4) Trade barriers are one of the best ways around to make to make a nation poorer. If that's not true, let's start erecting trade barriers between the states to make all of us better off. No more Florida oranges in Virginia and no more cars made in Detroit sold in California. Think of all the orange growing jobs we'd suddenly have in Virginia and all the auto companies that would start up in California. And why stop there? Why not make barriers between counties within the state as well? If trade barriers are good, this logic applies. If they are bad, then they are bad between countries as well. Mutual trade makes both parties better off. Why would we want to simultaneously hurt ourselves and our trading partners by creating trade barriers?
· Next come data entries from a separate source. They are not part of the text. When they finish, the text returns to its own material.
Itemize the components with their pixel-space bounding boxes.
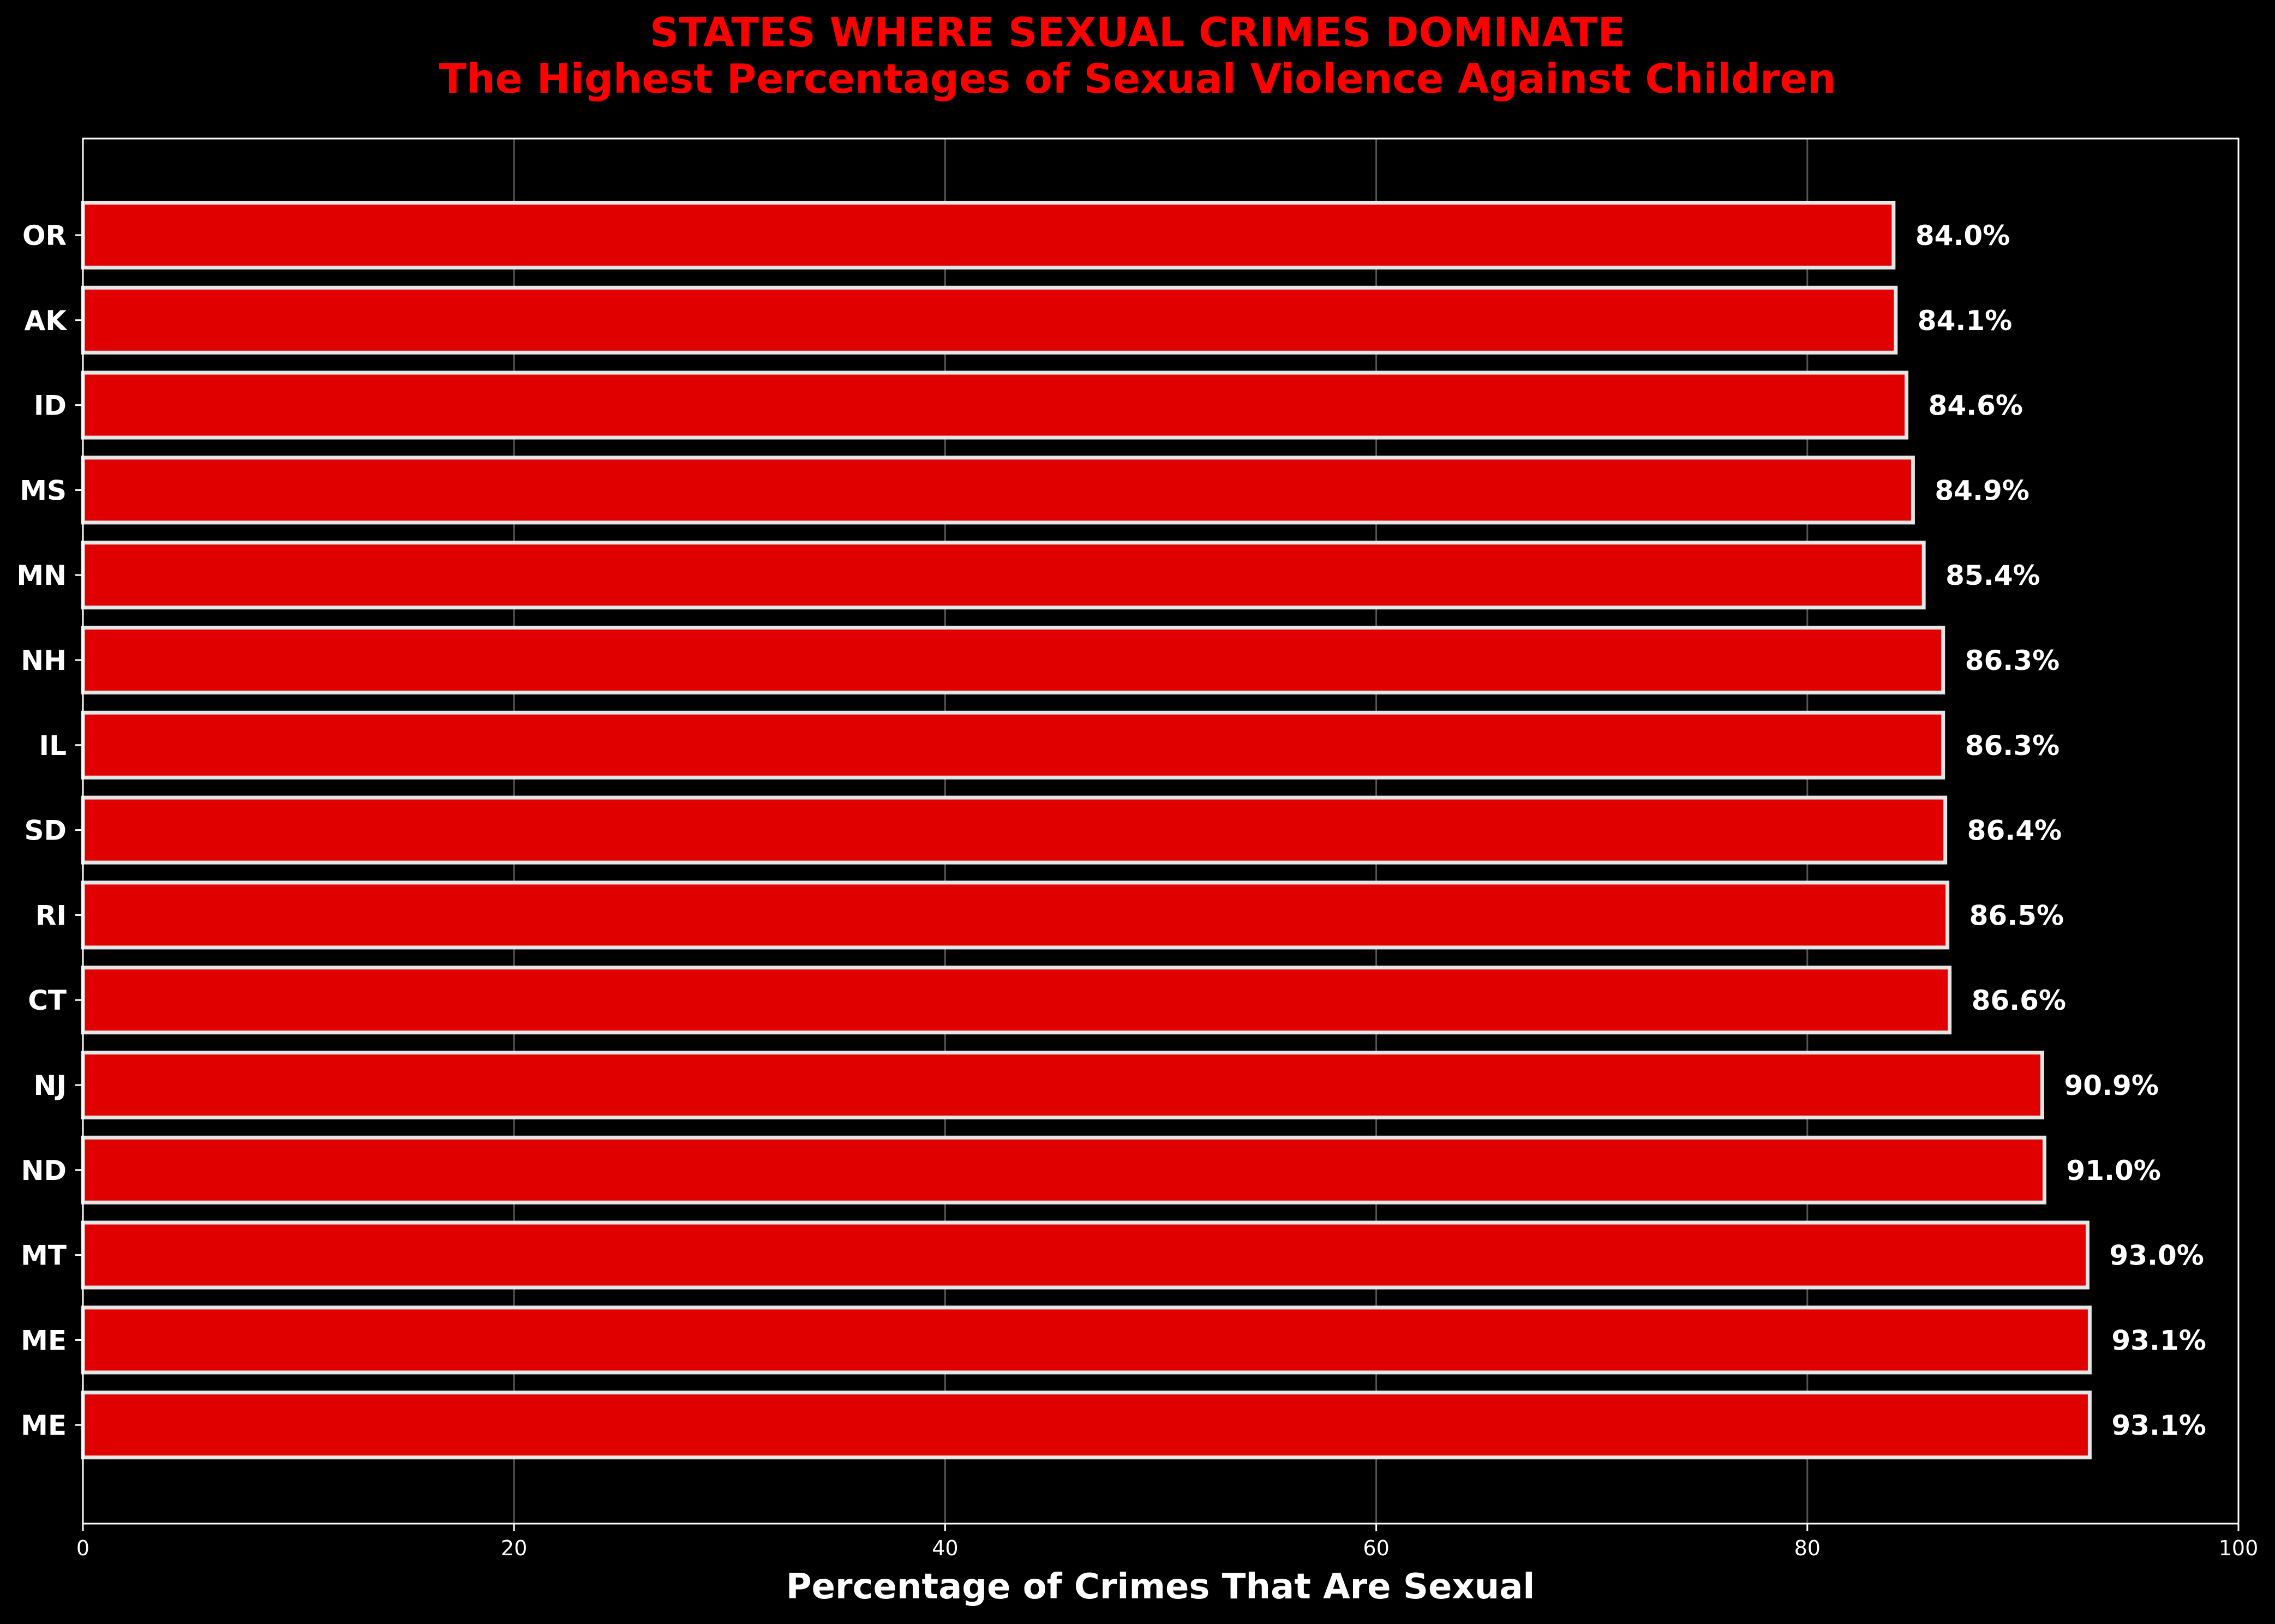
category-label: MN <box>16 560 67 591</box>
category-label: ME <box>21 1325 67 1356</box>
bar-me <box>81 1305 2092 1375</box>
x-axis-title: Percentage of Crimes That Are Sexual <box>786 1567 1535 1607</box>
value-label: 84.0% <box>1915 220 2010 251</box>
x-tick-label: 80 <box>1794 1536 1821 1560</box>
value-label: 84.9% <box>1935 475 2029 506</box>
x-tick-label: 40 <box>932 1536 958 1560</box>
value-label: 93.0% <box>2109 1240 2204 1272</box>
bar-nj <box>81 1051 2044 1119</box>
value-label: 93.1% <box>2111 1325 2206 1356</box>
bar-ms <box>81 456 1915 525</box>
bar-il <box>81 710 1945 780</box>
value-label: 86.5% <box>1969 900 2064 931</box>
value-label: 90.9% <box>2064 1070 2158 1101</box>
category-label: SD <box>24 815 67 847</box>
value-label: 86.3% <box>1965 645 2060 676</box>
bar-ak <box>81 285 1898 355</box>
value-label: 84.6% <box>1929 390 2023 422</box>
category-label: OR <box>22 220 67 251</box>
bar-mt <box>81 1220 2090 1290</box>
plot-frame <box>82 137 2240 1525</box>
bar-nd <box>81 1135 2046 1204</box>
bar-or <box>81 201 1896 269</box>
category-label: MT <box>21 1240 67 1272</box>
labels: 0 20 40 60 80 100 OR 84.0% AK 84.1% ID 84.6% MS 84.9%… <box>16 220 2258 1560</box>
value-label: 93.1% <box>2111 1410 2206 1441</box>
value-label: 86.3% <box>1965 730 2060 762</box>
x-tick-label: 60 <box>1363 1536 1389 1560</box>
bar-ri <box>81 880 1950 950</box>
category-label: NH <box>21 645 67 676</box>
bar-ct <box>81 966 1952 1035</box>
value-label: 91.0% <box>2066 1155 2160 1186</box>
category-label: ME <box>21 1410 67 1441</box>
value-label: 84.1% <box>1918 305 2012 337</box>
bars <box>81 201 2092 1460</box>
bar-sd <box>81 795 1948 865</box>
bar-me <box>81 1391 2092 1460</box>
category-label: NJ <box>34 1070 67 1101</box>
value-label: 85.4% <box>1945 560 2040 591</box>
chart-subtitle: The Highest Percentages of Sexual Violen… <box>439 56 1836 103</box>
x-tick-label: 20 <box>501 1536 527 1560</box>
bar-id <box>81 370 1909 440</box>
category-label: IL <box>39 730 67 762</box>
category-label: CT <box>28 985 67 1016</box>
bar-mn <box>81 541 1926 610</box>
bar-nh <box>81 626 1945 694</box>
category-label: AK <box>25 305 68 337</box>
value-label: 86.4% <box>1967 815 2062 847</box>
category-label: ND <box>21 1155 67 1186</box>
x-tick-label: 0 <box>76 1536 89 1560</box>
category-label: RI <box>35 900 67 931</box>
chart-title: STATES WHERE SEXUAL CRIMES DOMINATE <box>650 9 1625 56</box>
category-label: MS <box>20 475 67 506</box>
x-tick-label: 100 <box>2219 1536 2259 1560</box>
category-label: ID <box>34 390 67 422</box>
value-label: 86.6% <box>1972 985 2066 1016</box>
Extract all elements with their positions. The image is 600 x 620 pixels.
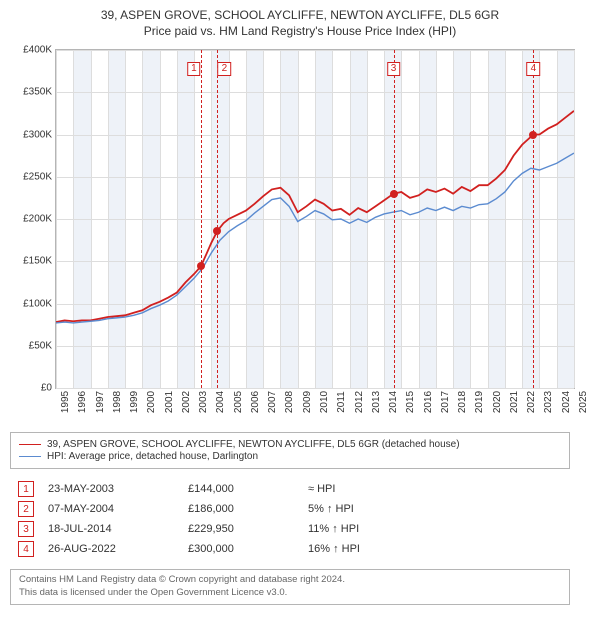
title-subtitle: Price paid vs. HM Land Registry's House … [10,24,590,38]
xtick-label: 2008 [280,391,295,413]
titles: 39, ASPEN GROVE, SCHOOL AYCLIFFE, NEWTON… [10,8,590,38]
sale-dot [529,131,537,139]
sale-vline [201,50,202,388]
xtick-label: 2021 [505,391,520,413]
ytick-label: £100K [23,298,56,309]
xtick-label: 2013 [367,391,382,413]
xtick-label: 2006 [246,391,261,413]
title-address: 39, ASPEN GROVE, SCHOOL AYCLIFFE, NEWTON… [10,8,590,22]
sale-num: 4 [18,541,34,557]
ytick-label: £50K [29,340,56,351]
gridline-h [56,388,574,389]
sale-num: 3 [18,521,34,537]
sale-num: 2 [18,501,34,517]
series-svg [56,50,574,388]
ytick-label: £350K [23,87,56,98]
legend-row-hpi: HPI: Average price, detached house, Darl… [19,451,561,462]
sale-hpi-note: 5% ↑ HPI [308,503,428,515]
xtick-label: 2023 [539,391,554,413]
sale-row: 1 23-MAY-2003£144,000≈ HPI [18,479,562,499]
xtick-label: 2025 [574,391,589,413]
xtick-label: 2011 [332,391,347,413]
sale-num: 1 [18,481,34,497]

5) Should we have had a better respect for agricultural jobs in the early 20th century? Would we be better off if the government had had programs to ensure 60% of the workforce had stayed in agriculture? What is so special about manufacturing that means it can't get more efficient with labor the same way agriculture did?

BTW, Detroit is uncompetitive now precisely because the government raised trade barriers against Japanese automobiles in the past. This allowed the Big Three to maintain inefficient practices which grew worse over time. Had they not been shielded from foreign competition in the past, they would have likely been in better shape today and American consumers would have been far better off with cheaper, higher-quality cars. Japanese cars became renowned for quality after the US government put price restrictions on how low they could sell their cars. (Keeping prices artificially high.) Since they couldn't compete on price, they switched to compete on quality. Using government to keep prices artificially high (like through trade barriers) means Americans have to pay higher prices, making them poorer in order to make big companies richer and lazier. That describes the history of Detroit perfectly. With Obama coming into the presidency, I hope we have genuine change instead of copying flawed strategies out of playbooks from the past.